What can go wrong with being cryogenically frozen and shipped off through the vastness of space? Usually something worse and weirder than all of the many very probable accidents that may occur. In the famous 1975 Doctor Who serial, The Ark in Space, it's big alien bugs.
Having watched Robot last week, I was strongly compelled to continue with Tom Baker's first season as the Doctor. All the serials in his first season are linked so it almost feels like one big serial--you could go further and really say that there's a through-line from Three's final serial, Planet of the Spiders, to Terror of the Zygons, the first of Four's second season. One of the things I enjoyed most about watching through Doctor Who the first time was the inevitable sense of the time in which it was filmed and how the evolution of the show was subtly influenced by the changing culture. In some ways, to-day we're starting to get a reprise of some of the political and social issues of the 70s, particularly in terms of feminism and ruminations on the value of radical, orchestrated social change.
These issues are clearly present in The Ark in Space and touch the current nerve in ways it didn't when I last watched it. One of the Doctor's companions this season, Harry Sullivan (Ian Marter), is established as peculiarly old fashioned, using deliberately dated language and saying things that implied dated opinions. When a recording reveals that a woman was the leader of the human race in the future, Harry teases Sarah Jane (Elisabeth Sladen) that it must please her "female chauvinist heart".

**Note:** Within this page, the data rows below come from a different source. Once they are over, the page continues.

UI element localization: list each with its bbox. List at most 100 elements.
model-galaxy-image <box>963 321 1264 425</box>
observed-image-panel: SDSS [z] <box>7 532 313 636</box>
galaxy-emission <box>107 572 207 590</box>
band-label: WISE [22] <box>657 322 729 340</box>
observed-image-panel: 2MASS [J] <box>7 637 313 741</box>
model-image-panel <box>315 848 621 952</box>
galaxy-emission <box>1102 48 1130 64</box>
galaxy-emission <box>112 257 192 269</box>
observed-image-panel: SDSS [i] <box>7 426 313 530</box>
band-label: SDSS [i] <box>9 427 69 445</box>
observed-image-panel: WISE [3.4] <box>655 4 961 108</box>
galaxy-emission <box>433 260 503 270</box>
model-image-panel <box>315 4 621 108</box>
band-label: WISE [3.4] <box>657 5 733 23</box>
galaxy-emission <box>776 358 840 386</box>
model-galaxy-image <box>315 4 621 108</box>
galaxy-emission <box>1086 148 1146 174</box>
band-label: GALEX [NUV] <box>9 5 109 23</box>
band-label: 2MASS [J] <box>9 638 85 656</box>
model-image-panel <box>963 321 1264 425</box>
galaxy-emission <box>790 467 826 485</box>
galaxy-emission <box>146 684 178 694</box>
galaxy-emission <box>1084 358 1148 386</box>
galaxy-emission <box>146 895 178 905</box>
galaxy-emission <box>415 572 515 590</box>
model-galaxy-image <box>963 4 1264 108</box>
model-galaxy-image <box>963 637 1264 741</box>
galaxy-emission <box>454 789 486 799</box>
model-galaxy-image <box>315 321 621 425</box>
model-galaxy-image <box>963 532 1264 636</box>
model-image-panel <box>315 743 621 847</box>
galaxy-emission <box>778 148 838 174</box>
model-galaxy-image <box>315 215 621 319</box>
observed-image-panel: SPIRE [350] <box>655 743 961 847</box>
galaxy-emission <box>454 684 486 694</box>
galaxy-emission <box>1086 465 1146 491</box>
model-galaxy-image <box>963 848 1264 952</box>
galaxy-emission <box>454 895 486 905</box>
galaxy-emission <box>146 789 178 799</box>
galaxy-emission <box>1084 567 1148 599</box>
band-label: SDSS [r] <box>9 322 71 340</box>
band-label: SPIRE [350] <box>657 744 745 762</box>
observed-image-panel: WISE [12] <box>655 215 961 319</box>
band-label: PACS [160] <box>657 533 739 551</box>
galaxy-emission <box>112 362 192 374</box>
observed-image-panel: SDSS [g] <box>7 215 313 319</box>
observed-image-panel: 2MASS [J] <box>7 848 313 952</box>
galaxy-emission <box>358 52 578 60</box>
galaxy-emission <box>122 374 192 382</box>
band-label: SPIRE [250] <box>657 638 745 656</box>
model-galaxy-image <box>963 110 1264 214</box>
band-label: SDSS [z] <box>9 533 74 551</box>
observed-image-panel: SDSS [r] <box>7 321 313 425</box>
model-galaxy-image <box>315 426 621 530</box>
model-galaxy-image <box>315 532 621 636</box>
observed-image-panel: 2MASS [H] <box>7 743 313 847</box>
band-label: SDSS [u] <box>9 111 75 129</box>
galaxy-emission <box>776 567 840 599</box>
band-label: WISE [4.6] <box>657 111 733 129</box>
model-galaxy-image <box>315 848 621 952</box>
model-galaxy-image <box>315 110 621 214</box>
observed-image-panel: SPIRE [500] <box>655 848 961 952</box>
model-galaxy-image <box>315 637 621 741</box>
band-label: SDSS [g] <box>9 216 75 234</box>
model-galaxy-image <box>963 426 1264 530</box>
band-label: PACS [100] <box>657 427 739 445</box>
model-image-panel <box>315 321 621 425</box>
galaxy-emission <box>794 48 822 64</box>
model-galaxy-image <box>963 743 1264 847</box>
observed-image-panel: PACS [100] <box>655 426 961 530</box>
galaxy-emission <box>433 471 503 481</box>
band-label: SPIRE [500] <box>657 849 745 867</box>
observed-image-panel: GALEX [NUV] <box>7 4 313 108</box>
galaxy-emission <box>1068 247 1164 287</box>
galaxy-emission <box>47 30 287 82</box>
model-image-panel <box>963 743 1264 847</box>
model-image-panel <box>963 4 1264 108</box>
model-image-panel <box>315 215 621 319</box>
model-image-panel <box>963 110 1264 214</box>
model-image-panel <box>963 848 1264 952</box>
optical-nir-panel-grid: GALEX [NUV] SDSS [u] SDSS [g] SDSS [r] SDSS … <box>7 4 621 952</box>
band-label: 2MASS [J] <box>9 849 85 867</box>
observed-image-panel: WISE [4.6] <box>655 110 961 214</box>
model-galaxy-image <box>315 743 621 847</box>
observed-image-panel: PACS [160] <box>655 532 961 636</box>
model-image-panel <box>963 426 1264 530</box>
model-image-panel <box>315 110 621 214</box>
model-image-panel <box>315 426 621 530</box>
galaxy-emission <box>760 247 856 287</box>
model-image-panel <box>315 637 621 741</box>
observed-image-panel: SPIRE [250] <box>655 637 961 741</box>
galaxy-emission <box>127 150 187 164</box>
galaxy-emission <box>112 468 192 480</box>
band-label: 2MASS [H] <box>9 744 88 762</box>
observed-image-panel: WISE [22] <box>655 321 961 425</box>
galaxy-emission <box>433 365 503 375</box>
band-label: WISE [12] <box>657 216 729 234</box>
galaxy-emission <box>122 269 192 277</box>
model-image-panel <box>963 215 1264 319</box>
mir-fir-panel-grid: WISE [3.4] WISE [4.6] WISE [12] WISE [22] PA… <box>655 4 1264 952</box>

A woman "was the leader of the human race in the future." There's a confusing sentence. On the trio's first voyage in the TARDIS together, they land in a space station thousands of years after solar flares have destroyed the Earth--or thousands of years after the stations occupants believe the Earth was destroyed, the Doctor's lines deliberately cast some ambiguity as to the state of our planet. The first human to wake up from cybersleep is a medical officer, Vira (Wendy Williams). Following her is the leader of the expedition, known by the nickname Noah (Kenton Moore). He's immediately more suspicious of the Doctor and his companions, possibly because his mind and body are being overcome by the alien menace, known as the Wiirn. He transfers command to Vira before he's completely overcome and there's a fascinating moment where everyone's listening to the recording of Earth's prime minister delivering an inspiring speech about the challenge of rebuilding civilisation that lay before them. A shot of Noah shows a look of profound anguish on his face.
Next to Harry's playful remark to Sarah Jane referencing Sarah Jane's ardent feminism (as seen in Robot and Monster of Peladon), Noah's despair that he's no longer able to take part in the mission, unable to fulfil his role as leader, because of his suddenly repulsive and different body evokes a poignant sense of displacement. Especially since here Noah's physical state is as dangerous as everyone supposes, placing the viewer, for a moment, firmly in Noah's point of view.
A contrast between new and old is also presented when the crew of the station, Nerva, refer to the Doctor and his companions as "Regressives". This has a particularly potent political resonance as being the opposite of "Progressives". Vira refers to Harry as a romantic when he responds to being asked whether Sarah is a person of any value by scoffing at the mere question. One would think that when the entirety of the human race has been diminished to the handfuls who escaped in spaceships that any human life would be of value. But Vira's reluctance to step outside her role as medical officer points to a society where roles are rigorously defined. So someone like Sarah, from outside the system, might indeed not seem to have any value because she has no assigned role. The bureaucratic delineation of human worth evokes Communism, particularly Communist China. Ironically, it's precisely this devotion to assigned roles that makes Vira reluctant to take command.
Vira is incredulous at first when the Doctor suggests something went wrong with the mission--the perfect cold storage of identically dressed human beings in sterile white couldn't possibly be foiled. No one expects the interstellar insect menace. Life, in the form of slimy green bubble wrap, gets in when you least expect it.
Baker here, appropriately, establishes himself further as a weirder and less predictable Doctor compared to Pertwee. His grinning glee at the thought of undertaking a dangerous project of attaching his brain to a dead Wiirn's eye in order to see things from the Wiirn's perspective suggests this Doctor's brand of dering-do will have something almost perverse about it. As such, he's a perfect foil for the people of Nerva.